Here I've arranged the data to show the top 20 most expensive NASA planetary science missions to date (inclusive of estimated future costs): 

    • I'm not surprised at all to see Europa Clipper take the cake as most expensive - the planned Jovian moon orbiter is currently undergoing cost reviews on various scientific instruments that have gone over budget. Not to mention it's slated to launch on the Space Launch System, NASA's painfully delayed and exorbitant megarocket. But the mission will happen sooner or later, and Europa is an absolutely fascinating world, so I think it'll be worth it in the end
    • In general, costs depend on mission type: rover > lander > orbiter > flyby, since more complex missions require more fuel for precise orbital maneuvers
    • I'm really excited for Psyche - SpaceX won the contract to launch the mission to the metallic asteroid on a Falcon Heavy for the dirt-cheap price of $117M. This is SpaceX's first NASA planetary mission; the ULA has been launching NASA's payloads for decades with a flawless record
    • I'm astounded by how cheap Voyager was.

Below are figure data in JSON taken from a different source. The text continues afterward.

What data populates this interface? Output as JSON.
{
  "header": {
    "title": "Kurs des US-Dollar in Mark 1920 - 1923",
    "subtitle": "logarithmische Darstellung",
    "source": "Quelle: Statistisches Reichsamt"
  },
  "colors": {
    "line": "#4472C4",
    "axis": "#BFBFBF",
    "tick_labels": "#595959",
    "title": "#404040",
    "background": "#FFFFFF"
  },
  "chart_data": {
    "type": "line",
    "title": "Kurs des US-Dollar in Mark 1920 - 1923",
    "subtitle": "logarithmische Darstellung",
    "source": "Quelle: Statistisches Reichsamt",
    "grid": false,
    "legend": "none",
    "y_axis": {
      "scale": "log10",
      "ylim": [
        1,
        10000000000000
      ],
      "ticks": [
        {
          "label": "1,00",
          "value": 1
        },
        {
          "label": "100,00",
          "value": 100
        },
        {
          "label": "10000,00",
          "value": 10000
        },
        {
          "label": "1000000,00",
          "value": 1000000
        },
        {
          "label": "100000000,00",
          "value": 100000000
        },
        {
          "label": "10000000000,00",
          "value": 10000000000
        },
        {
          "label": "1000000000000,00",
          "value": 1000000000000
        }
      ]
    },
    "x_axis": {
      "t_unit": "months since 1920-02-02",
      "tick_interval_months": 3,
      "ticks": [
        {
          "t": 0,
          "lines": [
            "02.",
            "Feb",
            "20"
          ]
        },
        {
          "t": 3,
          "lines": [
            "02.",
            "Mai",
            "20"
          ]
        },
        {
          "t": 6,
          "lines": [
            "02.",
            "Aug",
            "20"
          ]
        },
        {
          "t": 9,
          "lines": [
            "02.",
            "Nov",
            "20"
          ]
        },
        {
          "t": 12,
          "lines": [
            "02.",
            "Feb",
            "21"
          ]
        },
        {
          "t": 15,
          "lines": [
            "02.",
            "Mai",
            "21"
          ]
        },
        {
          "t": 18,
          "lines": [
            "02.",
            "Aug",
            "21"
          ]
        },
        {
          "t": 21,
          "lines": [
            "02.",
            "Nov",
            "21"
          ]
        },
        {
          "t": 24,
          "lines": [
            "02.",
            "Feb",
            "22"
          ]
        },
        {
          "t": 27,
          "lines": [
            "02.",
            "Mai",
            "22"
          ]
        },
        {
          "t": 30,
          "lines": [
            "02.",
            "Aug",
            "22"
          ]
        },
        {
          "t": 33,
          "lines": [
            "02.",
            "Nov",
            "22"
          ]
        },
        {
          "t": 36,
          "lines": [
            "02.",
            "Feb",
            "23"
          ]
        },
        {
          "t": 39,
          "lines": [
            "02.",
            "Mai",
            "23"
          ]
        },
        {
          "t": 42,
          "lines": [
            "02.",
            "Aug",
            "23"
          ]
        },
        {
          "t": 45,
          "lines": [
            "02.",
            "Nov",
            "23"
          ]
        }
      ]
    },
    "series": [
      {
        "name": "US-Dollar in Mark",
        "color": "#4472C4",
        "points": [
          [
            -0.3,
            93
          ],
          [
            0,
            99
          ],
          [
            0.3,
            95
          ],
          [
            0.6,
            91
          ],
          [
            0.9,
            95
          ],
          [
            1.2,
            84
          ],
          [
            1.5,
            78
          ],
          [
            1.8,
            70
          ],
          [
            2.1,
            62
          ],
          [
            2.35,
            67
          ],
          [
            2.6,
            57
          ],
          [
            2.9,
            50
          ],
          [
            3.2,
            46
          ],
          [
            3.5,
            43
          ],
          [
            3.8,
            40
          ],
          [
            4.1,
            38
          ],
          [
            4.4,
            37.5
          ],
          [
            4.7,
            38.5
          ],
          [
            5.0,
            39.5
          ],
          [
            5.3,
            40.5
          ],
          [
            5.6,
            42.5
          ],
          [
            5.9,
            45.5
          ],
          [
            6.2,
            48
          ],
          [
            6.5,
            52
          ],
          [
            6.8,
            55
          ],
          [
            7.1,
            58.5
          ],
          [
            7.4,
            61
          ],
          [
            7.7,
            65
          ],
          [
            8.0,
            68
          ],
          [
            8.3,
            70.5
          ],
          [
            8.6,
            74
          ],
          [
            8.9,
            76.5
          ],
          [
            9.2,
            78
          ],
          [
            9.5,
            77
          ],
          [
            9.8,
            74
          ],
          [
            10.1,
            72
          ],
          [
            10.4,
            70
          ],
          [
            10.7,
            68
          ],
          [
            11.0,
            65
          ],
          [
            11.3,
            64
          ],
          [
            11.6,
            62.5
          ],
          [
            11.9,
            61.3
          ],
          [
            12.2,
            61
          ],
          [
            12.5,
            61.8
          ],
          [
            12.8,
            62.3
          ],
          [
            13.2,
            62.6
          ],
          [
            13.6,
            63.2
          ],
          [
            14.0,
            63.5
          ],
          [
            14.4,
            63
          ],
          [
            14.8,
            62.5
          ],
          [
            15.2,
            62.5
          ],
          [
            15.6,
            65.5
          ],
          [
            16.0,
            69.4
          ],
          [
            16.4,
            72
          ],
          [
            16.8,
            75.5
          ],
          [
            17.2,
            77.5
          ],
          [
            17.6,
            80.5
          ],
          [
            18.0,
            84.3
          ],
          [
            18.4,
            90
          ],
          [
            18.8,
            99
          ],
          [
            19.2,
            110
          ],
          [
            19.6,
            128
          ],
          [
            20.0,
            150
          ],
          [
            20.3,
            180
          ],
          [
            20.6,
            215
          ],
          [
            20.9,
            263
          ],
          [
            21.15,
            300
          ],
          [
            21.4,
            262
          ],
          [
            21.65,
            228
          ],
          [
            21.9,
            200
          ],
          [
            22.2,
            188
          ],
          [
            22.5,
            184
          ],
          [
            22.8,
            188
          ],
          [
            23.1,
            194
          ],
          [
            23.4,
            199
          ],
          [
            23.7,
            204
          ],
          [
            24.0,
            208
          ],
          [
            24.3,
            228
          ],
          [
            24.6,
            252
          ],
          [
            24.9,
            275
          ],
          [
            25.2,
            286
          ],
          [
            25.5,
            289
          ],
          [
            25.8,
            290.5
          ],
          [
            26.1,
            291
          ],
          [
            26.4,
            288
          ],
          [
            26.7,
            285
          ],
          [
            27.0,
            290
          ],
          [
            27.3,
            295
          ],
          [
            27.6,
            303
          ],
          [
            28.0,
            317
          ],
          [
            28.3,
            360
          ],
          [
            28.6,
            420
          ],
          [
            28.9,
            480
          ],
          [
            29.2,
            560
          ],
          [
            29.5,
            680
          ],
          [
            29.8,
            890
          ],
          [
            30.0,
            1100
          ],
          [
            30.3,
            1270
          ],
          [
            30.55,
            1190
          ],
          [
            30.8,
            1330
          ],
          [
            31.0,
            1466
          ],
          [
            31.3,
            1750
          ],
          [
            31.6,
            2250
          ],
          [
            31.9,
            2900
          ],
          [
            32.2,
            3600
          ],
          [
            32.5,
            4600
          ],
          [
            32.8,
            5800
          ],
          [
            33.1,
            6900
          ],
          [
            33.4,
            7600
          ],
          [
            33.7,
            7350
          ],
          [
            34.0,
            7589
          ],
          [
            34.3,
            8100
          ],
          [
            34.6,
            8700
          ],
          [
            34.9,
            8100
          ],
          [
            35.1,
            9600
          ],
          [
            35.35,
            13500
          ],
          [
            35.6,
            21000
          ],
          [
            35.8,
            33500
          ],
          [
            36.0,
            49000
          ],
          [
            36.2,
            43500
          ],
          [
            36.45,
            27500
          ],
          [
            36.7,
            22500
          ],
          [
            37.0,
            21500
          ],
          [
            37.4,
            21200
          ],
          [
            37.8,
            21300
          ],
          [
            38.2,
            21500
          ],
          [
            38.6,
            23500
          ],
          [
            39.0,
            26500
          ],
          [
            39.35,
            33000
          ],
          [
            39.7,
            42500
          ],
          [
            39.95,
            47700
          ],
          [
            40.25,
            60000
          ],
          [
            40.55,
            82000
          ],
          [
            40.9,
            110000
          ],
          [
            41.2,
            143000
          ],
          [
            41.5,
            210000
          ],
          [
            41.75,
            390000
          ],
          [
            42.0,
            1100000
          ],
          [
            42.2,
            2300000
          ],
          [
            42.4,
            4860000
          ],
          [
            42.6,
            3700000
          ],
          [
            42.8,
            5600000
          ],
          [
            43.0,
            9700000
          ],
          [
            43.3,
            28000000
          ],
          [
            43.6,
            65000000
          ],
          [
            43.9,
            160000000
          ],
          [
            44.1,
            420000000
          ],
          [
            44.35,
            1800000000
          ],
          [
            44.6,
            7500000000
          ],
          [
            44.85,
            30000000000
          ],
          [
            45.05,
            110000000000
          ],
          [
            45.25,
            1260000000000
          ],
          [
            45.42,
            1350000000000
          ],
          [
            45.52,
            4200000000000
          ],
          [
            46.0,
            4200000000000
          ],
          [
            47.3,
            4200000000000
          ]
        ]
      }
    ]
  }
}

Even though they were just flybys, two iconic spacecraft for just $650M dollars is a pretty sweet deal to me

Alright, I'm actually pretty proud of this next chart - ain't it a beauty?! As you might expect, NASA's funding is compartmentalized by its various activities, and planetary science is just one of those departments. We see during the 1960s that planetary science took a backseat to manned lunar exploration but has seen strong growth in the decades since, both on an absolute basis and relative to the total NASA budget. The red/blue shading by political party just goes to show that in spite of the numerous transitions in recent American politics, NASA continues to receive solid bipartisan support

Finally, I found it worthwhile to analyze the allocation of NASA budget over the last decade:

    • Just like what the last chart showed, planetary science has become more of a priority for NASA in recent years, receiving more than 10% of the budget for the first time ever in 2020
    • Space technology is a new and extremely exciting category: with the growth of private space corporations, NASA has set aside funding dedicated to early stage innovation and partnerships, as well basic research into next-generation technologies like solar electric propulsion and nuclear thermal propulsion
    • In the last decade, NASA has reduced funding towards space operations (existing infrastructure like the Space Shuttle and the ISS) and increased funding towards deep space exploration as part of the Artemis Program. I find this both extremely exciting and long overdue

Again, if you're interested in doing some number crunching of your own, check out the Planetary Society source here. Casey Dreier, thanks for the awesome analysis!